Cette notion du Conseil atlantique – selon laquelle le conflit azéri-arménien fournit un plan pour que l’Ukraine utilise des drones turcs pour vaincre les forces du Donbass – est-elle à l’origine du fantasme d’invasion d’aujourd’hui ? Notamment, le 3 avril 2021, l’armée ukrainienne a annoncé sur Facebook que des exercices militaires seraient menés avec cinq puissances de l’OTAN dans les régions orientales de l’Ukraine plus tard dans l’année : « En particulier », disait-elle, « des actions défensives seront élaborées, afin de restaurer la frontière de l’État … ».
(Encore le professeur Hendrickson) : « Le rappel des réserves par la Russie – qui, à la fois maintenant et en avril, a été interprété par les services de renseignement américains comme reflétant des plans pour une invasion gigantesque – [qui était dit être] en réponse directe à ces trois développements importants : une “nouvelle démonstration étonnante” de l’efficacité des opérations offensives dirigées par des drones, une nouvelle posture des États-Unis à l’égard des questions liées à l’Ukraine qui était beaucoup plus agressive que celle de Trump, et la déclaration par les militaires ukrainiens qu’ils travaillaient sur un plan pour chasser les Russes des territoires occupés ».

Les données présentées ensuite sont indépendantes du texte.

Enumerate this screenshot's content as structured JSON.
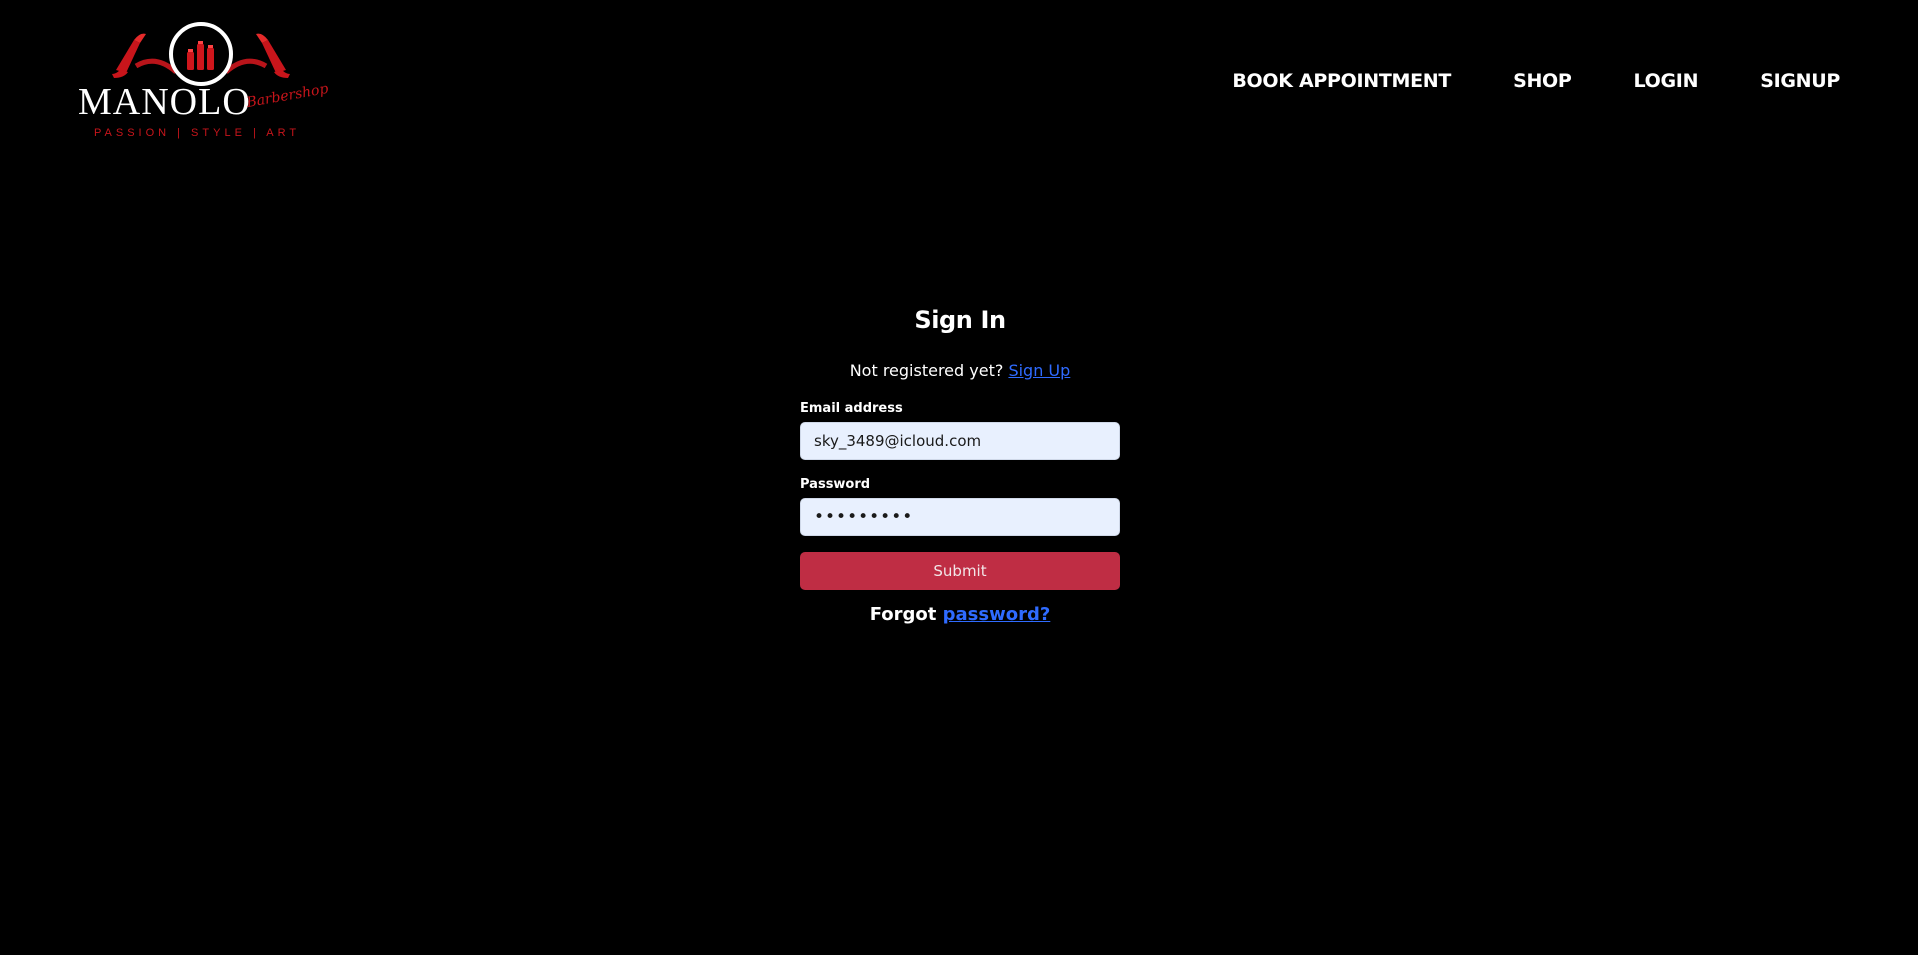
{
  "brand": {
    "name": "MANOLO",
    "script": "Barbershop",
    "tagline": "PASSION | STYLE | ART",
    "colors": {
      "accent": "#cc1a1a",
      "text": "#ffffff"
    }
  },
  "nav": {
    "items": [
      {
        "label": "BOOK APPOINTMENT"
      },
      {
        "label": "SHOP"
      },
      {
        "label": "LOGIN"
      },
      {
        "label": "SIGNUP"
      }
    ]
  },
  "form": {
    "title": "Sign In",
    "register_prompt": "Not registered yet?",
    "register_link": "Sign Up",
    "email": {
      "label": "Email address",
      "value": "sky_3489@icloud.com"
    },
    "password": {
      "label": "Password",
      "value": "•••••••••"
    },
    "submit_label": "Submit",
    "forgot_prefix": "Forgot",
    "forgot_link": "password?",
    "colors": {
      "submit": "#bf2d44",
      "link": "#2f6bff",
      "input_bg": "#e8f0fe"
    }
  }
}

Cependant, « lorsque Biden a déclaré en décembre que les États-Unis n’engageraient pas de forces en Ukraine en cas de guerre, il a coupé les jambes de ce plan ».
« Les États-Unis nient maintenant avec véhémence qu’il y ait eu la moindre idée de reprendre le Donbass par la force, et qu’il s’agit d’une invention des propagandistes russes… [Cependant] Il est évident que l’armée ukrainienne a cherché à se doter d’une capacité de type azerbaïdjanais au cours de l’année écoulée, et il ne fait guère de doute que les États-Unis ont facilité son acquisition. Mais il est tout aussi évident qu’aucun plan de ce type ne peut être mis en œuvre si l’attitude des États-Unis est ce que Biden et Blinken ont dit qu’elle était en décembre » – pas de bottes américaines sur le terrain.
« Les Ukrainiens avaient été optimistes quant à l’obtention d’une telle promesse de la part des Américains au cours de l’année précédente, c’est-à-dire qu’ils avaient obtenu un soutien américain s’ils cherchaient à reconquérir leurs territoires perdus par la force, rejouant ainsi l’option géorgienne de 2008, mais cette fois avec des garanties américaines. Leurs espoirs sont maintenant dégonflés. D’où la raillerie de Zelensky : dites tout simplement que nous ne pouvons pas rejoindre l’OTAN : C’est-à-dire que vous avez l’intention de nous laisser en plan en ce qui concerne nos territoires perdus ».
Avec le passage – pacifique – de la date du 16 février pour l’invasion russe évoquée, il semble que Biden ait eu tort et que Zelensky ait eu raison, même si Biden – et Blinken ce jeudi au Conseil de sécurité des Nations unies – a encore doublé la mise, jusqu’à évoquer le vieux spectre d’une utilisation d’armes chimiques sous faux drapeau. Il n’y aura pas d’invasion russe en Ukraine, bien que la situation soit suffisamment tendue pour que des affrontements entre les parties au sein de l’Ukraine puissent facilement précipiter une crise plus large dans laquelle la Russie soutiendrait le Donbass, mais pas par une invasion.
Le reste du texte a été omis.